Bipolar II disorder — characterized by depressive episodes alternating with hypomanic episodes (less severe than full mania) — is the bipolar variant most likely to be confused with ADHD. Hypomanic episodes can look like extreme productive energy, intense focus, racing thoughts, decreased need for sleep, and sometimes impulsive decisions. From a snapshot, a hypomanic state and "really good ADHD-treated state" can look similar. The pattern over time is what differs.

This differential matters more than most because misdiagnosing bipolar II as ADHD and prescribing stimulants can trigger or worsen the cycling. Some clinicians will not prescribe stimulants until bipolar has been ruled out.

What distinguishes them

The pattern over time

ADHD symptoms are chronic and continuous. They might be worse at some times and better at others, but the underlying pattern is always present.
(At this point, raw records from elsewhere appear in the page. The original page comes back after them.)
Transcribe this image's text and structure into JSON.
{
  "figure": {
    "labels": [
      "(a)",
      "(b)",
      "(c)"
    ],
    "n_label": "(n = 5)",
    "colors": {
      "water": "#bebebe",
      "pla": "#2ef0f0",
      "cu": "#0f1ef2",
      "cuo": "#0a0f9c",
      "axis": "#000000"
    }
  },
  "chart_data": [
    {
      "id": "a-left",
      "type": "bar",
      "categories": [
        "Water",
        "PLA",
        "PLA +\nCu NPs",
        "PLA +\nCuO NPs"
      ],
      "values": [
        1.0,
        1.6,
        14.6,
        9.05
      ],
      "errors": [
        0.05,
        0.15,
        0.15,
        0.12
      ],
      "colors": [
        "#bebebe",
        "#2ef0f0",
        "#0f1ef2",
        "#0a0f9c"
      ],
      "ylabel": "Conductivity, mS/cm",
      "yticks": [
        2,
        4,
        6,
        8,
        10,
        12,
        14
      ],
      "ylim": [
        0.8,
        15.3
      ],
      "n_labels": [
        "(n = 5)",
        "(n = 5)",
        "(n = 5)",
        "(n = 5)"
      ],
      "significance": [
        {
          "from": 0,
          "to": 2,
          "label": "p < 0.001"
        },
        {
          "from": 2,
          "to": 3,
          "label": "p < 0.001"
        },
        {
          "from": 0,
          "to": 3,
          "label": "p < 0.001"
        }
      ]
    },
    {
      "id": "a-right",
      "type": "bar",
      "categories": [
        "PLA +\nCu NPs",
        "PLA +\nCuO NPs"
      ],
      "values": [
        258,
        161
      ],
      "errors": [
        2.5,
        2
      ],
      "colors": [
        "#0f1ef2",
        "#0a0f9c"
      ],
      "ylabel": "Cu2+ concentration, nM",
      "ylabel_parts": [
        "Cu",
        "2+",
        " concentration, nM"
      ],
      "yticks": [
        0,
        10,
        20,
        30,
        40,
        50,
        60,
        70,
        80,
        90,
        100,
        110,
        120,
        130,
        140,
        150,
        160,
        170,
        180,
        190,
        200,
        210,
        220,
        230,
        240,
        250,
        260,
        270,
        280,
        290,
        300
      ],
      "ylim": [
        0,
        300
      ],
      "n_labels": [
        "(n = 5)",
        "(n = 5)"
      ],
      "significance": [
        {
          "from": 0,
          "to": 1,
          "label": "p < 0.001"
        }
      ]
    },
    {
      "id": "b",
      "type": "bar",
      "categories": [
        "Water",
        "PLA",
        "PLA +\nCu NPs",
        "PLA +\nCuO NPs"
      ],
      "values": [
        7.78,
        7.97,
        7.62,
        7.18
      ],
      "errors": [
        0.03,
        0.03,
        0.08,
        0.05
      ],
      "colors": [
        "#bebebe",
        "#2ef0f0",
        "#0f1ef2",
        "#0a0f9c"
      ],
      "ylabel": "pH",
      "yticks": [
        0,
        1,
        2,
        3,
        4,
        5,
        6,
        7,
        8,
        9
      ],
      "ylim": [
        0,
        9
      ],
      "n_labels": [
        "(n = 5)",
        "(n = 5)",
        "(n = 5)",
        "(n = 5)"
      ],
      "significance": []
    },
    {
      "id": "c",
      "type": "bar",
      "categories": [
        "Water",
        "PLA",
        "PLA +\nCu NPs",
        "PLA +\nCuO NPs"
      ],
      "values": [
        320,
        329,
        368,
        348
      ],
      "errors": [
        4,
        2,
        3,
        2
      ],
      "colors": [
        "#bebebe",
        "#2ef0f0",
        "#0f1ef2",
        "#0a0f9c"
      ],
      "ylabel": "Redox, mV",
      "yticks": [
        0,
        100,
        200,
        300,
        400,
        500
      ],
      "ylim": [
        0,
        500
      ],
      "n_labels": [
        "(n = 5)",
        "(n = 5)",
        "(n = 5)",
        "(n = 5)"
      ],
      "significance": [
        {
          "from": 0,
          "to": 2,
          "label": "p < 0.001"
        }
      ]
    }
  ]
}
Bipolar II is episodic. There are discrete depressive episodes (weeks to months of low mood, fatigue, hopelessness) and discrete hypomanic episodes (4+ days of unusually high energy, decreased sleep, racing thoughts, sometimes elevated mood). Between episodes, baseline can be relatively normal.

A useful question: do you have periods, distinct from your normal state, where you're noticeably different — sleeping less, talking faster, taking on more projects, feeling unusually capable — that last several days at a time? That episodic pattern is bipolar; ADHD doesn't do that.

Sleep change in episodes

Hypomanic episodes typically include decreased need for sleep — sleeping 3–5 hours and feeling rested, energetic, productive. This is a strong specific marker. ADHD-related sleep problems are about poor sleep quality leading to more tiredness, not less. ADHD doesn't produce "I need less sleep and feel great."

Mood elevation

Hypomania often includes elevated, expansive, or unusually irritable mood that's distinctly different from the person's normal state. ADHD doesn't produce this. People with ADHD can certainly be enthusiastic about things they're interested in, but it's continuous and intensity-tied-to-interest, not episodic and pervasive.

Goal-directed activity

Hypomanic episodes often produce a flood of goals, projects, plans — many of which feel achievable in the moment and are abandoned when the episode passes. ADHD can produce project-jumping, but the pattern is more "this thing isn't interesting anymore" rather than "I'm cycling out of my elevated state."

Family history

Bipolar disorder has a strong genetic component. A first-degree relative with bipolar disorder is one of the strongest indicators. ADHD also runs in families, but bipolar family history weights toward bipolar even when ADHD-like symptoms are present.

Onset

ADHD by definition starts before age 12. Bipolar typically emerges in late teens to mid-20s, sometimes later. New-onset hypomanic-like episodes in your 20s+ that weren't present in childhood lean toward bipolar.

The risk of getting it wrong

Stimulants increase dopamine and norepinephrine. In someone with bipolar disorder, this can:

  • Trigger hypomanic or manic episodes
  • Worsen the frequency or intensity of cycling
  • Mask the bipolar pattern by keeping the person in a stimulant-driven elevated state
  • Delay accurate diagnosis and appropriate treatment (mood stabilizers, lamotrigine, sometimes lithium)

This is why many clinicians screen carefully for bipolar features before prescribing stimulants, and why a careful family and personal history matters.

How clinicians evaluate

  • Mood disorder questionnaire (MDQ) — bipolar screening tool, commonly used.
  • Detailed history of energy/sleep/activity changes over years, not just current state.
  • Family history of bipolar disorder or psychiatric hospitalization.
  • Past medication response — particularly any history of going "high" on antidepressants or stimulants.
  • Substance-use history — substance use can cause or mask mood episodes.

When both are present

ADHD and bipolar disorder do co-occur, though true comorbidity is less common than either alone. When both are present, treatment usually starts with mood stabilization (lamotrigine, lithium, or atypical antipsychotics depending on the specific picture). ADHD treatment is added once mood is stable, and clinicians often prefer non-stimulants (atomoxetine, viloxazine) or carefully titrated stimulants in this context.

What to do

If your screener results showed elevated bipolar pattern scores, take that seriously. The screener questions about discrete high-energy periods are designed to flag exactly this — and "yes, I have those" is a flag worth raising explicitly with your clinician before any stimulant prescription.

Specifically, mention if you've had any of these:

  • Multi-day periods of feeling unusually energized, sleeping less, talking faster
  • Impulsive decisions during those periods (financial, sexual, professional) that you later regretted
  • Distinct depressive episodes lasting weeks to months
  • Family members with bipolar disorder, severe depression, or psychiatric hospitalization

An accurate diagnosis is worth a couple of extra appointments to rule things in or out.